Secara global pada tahun 2012 angka kematian anak sebagian besar
disebabkan karena infeksi berulang dan faktor gizi, terkait faktor gizi diperkirakan
sebesar 45%. Sesungguhnya dengan promosi ASI eksklusif dan pemberian makanan
pendamping ASI yang tepat dapat mengurangi risiko penyakit kronis, angka
morbiditas dan mortalitas pada balita. ASI merupakan sumber gizi terpenting bagi
bayi untuk memenuhi kebutuhannya. Angka pemberian ASI secara eksklusif di dunia
hanya sekitar 38% (dari 100 bayi usia 0-6 bulan hanya 38 bayi yang mendapat ASI
eksklusif). Artinya terdapat 62% praktek pemberian makanan pendamping ASI yang
tidak tepat. Padahal sudah banyak organisasi didunia yang merekomendasikan
pemberian ASI eksklusif namun angka cakupan pemberian ASI eksklusif masih
rendah (WHO, 2014).
Menurut Profil Kesehatan Indonesia tahun 2012 bahwasanya tingkat kematian
bayi di Indonesia masih tergolong tinggi yakni 20 bayi per 1000 kelahiran hidup jika
dibandingkan dengan negara-negara anggota ASEAN, maka Indonesia berada pada
titik 4,2 kali lebih tinggi dari Malaysia, 1,2 kali lebih tinggi dari Filipina, dan 2,2 kali
lebih tinggi dari Thailand (Kementerian Kesehatan Republik Indonesia, 2013).

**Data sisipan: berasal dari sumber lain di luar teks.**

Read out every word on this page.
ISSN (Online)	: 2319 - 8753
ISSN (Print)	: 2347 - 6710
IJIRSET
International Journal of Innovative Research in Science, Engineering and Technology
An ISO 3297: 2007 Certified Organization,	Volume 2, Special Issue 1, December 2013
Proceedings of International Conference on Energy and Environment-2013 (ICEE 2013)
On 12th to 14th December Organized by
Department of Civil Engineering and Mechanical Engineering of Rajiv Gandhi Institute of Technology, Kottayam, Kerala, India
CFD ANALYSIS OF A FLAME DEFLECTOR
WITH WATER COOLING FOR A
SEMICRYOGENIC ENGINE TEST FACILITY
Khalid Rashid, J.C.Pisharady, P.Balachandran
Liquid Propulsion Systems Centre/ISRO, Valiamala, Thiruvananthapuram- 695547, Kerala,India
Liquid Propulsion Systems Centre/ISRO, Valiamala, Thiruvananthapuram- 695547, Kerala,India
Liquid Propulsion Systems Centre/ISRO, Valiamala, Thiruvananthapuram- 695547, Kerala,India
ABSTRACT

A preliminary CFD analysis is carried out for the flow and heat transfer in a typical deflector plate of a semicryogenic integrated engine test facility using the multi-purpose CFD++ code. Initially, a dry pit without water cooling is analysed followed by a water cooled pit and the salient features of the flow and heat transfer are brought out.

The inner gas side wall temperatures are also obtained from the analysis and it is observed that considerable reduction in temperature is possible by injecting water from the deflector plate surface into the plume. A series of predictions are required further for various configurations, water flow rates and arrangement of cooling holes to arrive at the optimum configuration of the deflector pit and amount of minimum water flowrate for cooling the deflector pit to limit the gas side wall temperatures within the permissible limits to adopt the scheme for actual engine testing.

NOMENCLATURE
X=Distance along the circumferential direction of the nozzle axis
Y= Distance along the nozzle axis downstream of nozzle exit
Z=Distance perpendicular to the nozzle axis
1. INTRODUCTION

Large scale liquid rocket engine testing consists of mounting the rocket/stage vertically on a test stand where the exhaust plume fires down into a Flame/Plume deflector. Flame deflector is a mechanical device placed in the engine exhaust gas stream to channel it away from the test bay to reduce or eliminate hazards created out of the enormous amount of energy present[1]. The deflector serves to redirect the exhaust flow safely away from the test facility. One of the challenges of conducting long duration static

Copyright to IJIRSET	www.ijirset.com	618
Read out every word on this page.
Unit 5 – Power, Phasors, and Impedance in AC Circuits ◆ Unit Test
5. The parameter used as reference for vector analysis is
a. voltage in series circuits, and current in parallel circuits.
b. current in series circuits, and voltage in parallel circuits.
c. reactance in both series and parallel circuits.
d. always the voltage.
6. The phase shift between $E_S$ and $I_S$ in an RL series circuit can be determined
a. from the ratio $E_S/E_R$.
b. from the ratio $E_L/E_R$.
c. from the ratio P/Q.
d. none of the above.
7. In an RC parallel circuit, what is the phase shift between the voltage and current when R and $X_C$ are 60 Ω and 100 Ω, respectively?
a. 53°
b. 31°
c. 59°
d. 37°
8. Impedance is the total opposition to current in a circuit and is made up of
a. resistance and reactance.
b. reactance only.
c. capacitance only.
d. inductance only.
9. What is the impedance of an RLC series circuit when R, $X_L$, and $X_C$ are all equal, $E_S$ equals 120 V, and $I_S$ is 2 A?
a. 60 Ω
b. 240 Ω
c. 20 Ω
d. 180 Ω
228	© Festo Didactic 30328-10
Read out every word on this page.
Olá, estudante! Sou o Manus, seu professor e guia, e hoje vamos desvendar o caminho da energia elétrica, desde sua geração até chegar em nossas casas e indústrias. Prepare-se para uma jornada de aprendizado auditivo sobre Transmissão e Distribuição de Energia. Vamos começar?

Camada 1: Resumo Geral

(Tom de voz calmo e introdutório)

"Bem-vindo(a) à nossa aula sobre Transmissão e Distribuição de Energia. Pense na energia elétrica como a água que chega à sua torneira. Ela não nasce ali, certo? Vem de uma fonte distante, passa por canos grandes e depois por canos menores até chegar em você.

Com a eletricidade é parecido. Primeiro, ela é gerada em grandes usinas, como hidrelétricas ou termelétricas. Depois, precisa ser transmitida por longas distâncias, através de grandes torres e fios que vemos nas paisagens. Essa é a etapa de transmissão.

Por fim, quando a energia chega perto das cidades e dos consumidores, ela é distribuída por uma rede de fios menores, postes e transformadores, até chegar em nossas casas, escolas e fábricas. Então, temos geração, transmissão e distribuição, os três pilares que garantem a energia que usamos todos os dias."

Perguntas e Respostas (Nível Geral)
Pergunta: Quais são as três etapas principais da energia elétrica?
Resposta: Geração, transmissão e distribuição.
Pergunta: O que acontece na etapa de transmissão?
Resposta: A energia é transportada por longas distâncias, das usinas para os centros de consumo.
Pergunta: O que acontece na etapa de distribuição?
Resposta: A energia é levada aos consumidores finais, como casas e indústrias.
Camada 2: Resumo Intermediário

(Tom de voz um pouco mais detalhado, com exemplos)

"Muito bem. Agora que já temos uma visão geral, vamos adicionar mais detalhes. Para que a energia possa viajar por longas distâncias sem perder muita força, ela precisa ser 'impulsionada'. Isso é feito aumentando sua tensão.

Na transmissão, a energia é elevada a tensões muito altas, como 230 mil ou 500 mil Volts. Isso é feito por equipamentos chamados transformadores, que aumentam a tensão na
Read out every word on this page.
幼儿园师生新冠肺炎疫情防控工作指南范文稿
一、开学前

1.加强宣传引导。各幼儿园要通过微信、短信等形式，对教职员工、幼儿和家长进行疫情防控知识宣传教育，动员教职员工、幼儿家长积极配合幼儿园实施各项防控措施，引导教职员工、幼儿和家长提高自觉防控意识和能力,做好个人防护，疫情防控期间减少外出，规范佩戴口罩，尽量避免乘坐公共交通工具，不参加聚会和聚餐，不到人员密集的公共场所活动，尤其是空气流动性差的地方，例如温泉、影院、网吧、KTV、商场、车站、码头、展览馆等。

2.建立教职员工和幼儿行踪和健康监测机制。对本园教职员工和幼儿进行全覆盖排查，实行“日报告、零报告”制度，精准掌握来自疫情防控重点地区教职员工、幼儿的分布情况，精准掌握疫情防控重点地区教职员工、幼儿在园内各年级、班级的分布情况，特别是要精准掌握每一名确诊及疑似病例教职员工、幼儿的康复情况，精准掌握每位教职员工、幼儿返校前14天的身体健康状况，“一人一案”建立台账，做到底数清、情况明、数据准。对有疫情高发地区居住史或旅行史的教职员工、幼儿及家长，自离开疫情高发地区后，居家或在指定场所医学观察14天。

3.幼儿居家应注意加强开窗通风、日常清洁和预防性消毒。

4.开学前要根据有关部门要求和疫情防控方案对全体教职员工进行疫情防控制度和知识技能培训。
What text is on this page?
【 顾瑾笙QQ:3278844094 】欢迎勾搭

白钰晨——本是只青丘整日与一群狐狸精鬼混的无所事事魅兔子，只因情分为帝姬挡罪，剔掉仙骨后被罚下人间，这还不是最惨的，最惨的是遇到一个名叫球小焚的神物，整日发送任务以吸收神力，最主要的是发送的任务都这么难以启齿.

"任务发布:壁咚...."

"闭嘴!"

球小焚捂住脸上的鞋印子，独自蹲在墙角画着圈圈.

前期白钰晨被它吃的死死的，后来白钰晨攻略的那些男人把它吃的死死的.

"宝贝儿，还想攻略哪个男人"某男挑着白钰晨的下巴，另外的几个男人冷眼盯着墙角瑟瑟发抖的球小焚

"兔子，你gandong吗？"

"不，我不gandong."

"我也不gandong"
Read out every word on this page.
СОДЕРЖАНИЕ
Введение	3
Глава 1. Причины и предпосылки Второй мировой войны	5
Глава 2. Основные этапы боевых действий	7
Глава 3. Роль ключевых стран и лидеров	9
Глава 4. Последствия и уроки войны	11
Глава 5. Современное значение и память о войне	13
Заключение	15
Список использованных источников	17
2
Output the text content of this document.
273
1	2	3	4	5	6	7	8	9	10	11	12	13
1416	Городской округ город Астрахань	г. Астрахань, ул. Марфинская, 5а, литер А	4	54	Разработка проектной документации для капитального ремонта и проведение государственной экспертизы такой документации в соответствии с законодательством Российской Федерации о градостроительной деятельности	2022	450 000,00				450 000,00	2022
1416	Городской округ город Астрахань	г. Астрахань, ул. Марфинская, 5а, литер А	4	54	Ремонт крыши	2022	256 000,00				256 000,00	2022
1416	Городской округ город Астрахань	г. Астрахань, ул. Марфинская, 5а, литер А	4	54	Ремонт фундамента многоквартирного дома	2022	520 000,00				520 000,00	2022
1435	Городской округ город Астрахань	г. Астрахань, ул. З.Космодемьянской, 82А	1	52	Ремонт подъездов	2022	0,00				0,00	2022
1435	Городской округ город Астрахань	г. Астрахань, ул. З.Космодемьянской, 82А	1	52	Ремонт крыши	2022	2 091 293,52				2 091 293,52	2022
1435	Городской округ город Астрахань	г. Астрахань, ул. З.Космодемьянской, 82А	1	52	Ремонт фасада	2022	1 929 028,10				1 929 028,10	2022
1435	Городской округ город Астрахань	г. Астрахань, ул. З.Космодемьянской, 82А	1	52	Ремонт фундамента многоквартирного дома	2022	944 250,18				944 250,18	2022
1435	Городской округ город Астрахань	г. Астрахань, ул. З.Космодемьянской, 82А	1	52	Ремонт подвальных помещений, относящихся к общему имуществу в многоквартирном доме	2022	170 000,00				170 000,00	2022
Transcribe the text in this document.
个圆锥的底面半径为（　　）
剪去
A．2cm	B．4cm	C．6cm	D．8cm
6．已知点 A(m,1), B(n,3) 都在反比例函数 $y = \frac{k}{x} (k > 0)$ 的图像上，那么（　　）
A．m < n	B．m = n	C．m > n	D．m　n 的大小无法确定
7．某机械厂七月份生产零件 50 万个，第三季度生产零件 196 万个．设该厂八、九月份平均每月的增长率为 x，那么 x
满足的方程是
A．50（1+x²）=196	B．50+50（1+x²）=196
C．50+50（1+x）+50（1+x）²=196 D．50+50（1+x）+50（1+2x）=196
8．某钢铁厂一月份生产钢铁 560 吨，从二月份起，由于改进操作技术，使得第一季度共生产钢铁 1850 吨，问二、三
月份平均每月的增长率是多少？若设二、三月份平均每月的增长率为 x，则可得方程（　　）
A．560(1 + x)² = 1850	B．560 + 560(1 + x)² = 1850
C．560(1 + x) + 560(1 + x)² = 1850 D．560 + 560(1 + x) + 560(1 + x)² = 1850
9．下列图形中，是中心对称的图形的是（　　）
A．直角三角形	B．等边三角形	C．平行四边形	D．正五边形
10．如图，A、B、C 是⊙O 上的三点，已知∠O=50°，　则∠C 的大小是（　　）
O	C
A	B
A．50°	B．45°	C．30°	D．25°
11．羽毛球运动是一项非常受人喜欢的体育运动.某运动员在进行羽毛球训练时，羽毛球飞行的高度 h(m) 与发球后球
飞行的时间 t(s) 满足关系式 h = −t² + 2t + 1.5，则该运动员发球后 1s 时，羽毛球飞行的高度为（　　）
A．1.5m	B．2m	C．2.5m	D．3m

Angka kematian bayi di Indonesia berdasarkan sensus penduduk pada tahun
1990 terdapat 61 per 1000 kelahiran hidup, tahun 2000 terdapat penurunan secara
signifikan yakni sebesar 47 per 1000 kelahiran hidup dan pada tahun 2010 terdapat 26
per 1000 kelahiran hidup. Angka kematian bayi tertinggi di Provinsi Sumatera Utara

berada di daerah Kabupaten Mandailing Natal (45,7%) dan yang terendah ada di
daerah Kota Medan (14,7%), sedangkan angka kematian bayi di daerah Kota Tebing
Tinggi sekitar 22% (Dinas Kesehatan Provinsi Sumut, 2013).
Sebelum tahun 2001, World Health Organization (WHO) merekomendasikan
untuk memberikan ASI eksklusif selama 4-6 bulan. Namun pada tahun 2001, setelah
melakukan telaah artikel penelitian secara sistematik dan berkonsultasi dengan para
pakar, WHO merevisi rekomendasi ASI eksklusif tersebut dari 4-6 bulan menjadi 6
bulan. Mereka menyatakan bahwa makanan padat tidak disarankan diberikan pada
bayi sebelum usia 6 bulan. Sesudah usia 6 bulan bayi baru dapat diberikan makanan
pendamping ASI (MP-ASI) dengan tetap memberikan ASI sampai minimal umur
2 tahun. Pemerintah Indonesia melalui Surat Keputusan Menteri Nomor
450/SK/IV/2004 tentang pemberian ASI secara eksklusif pada bayi di Indonesia yang
semula 4 bulan menjadi 6 bulan. Hasil telaah artikel tersebut menyimpulkan bahwa
bayi yang disusui secara eksklusif sampai 6 bulan umumnya lebih sedikit menderita
penyakit gastrointestinal, dan lebih sedikit mengalami gangguan pertumbuhan
(Fikawati, 2010).
Pemberian gizi pada bayi menurut kelompok umur 0 bulan yang mendapatkan
ASI eksklusif 39,8%, menyusui predominan 5,1%, menyusui partial 55,1%.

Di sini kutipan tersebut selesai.